In an open meeting of the negotiations–itself following several rounds of negotiations–no consensus between the negotiating parties could be found. Three main camps emerged on potential use of CCS
- Full incorporation with CCS functioning like existing off-setting projects
- No CCS at all
- Use of some pilot projects, but only with assigned companies
The rationale is that CCS could be a major form of reducing emissions globally, but that the cost of doing so would be extremely high. As an off-setting mechanism, though, CCS does not fit neatly in the CDM’s sustainable development goals; it is not clear, for example, exactly how CCS is development or what economic service it provides for developing countries.
Further, there is the complication of how the long-term aspects of CCS projects could be incorporated in to the CDM process. At present, CDM projects are registered, implemented and completed: the technology or installed facility performs as installed, and that’s it. For CCS, this could not be the case. The capture technology is highly technical and would require ongoing operations from the operating company. Further, CCS is not a permanent project; each project would have a finite life span, with different technical processes occurring at different stages. Essentially, these issues ask the question: how can the long term nature of CCS fit into CDM?

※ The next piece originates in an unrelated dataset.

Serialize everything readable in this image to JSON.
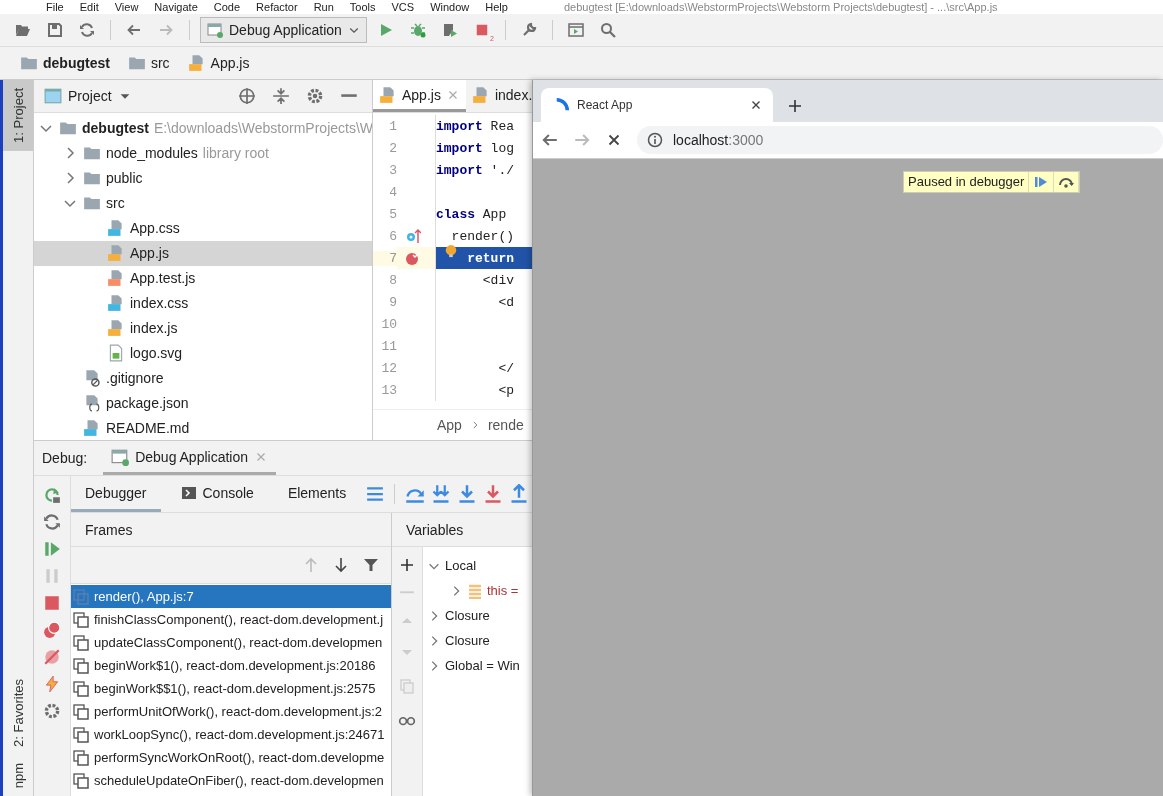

Even if these issues could be overcome, there remains a raft of questions about actual operationalisation. Not least: would CDM companies be prepared to take on such high investment and high risk projects? The initial investment would be hundreds of millions of dollars.
When looked at through this lens–which is precisely the lens that the negotiating parties were discussing–CCS and CDM are not easily compatible projects. Not for now at least. The issue has been tabled until the SBSTA and SBI meetings in Bonn in June next year.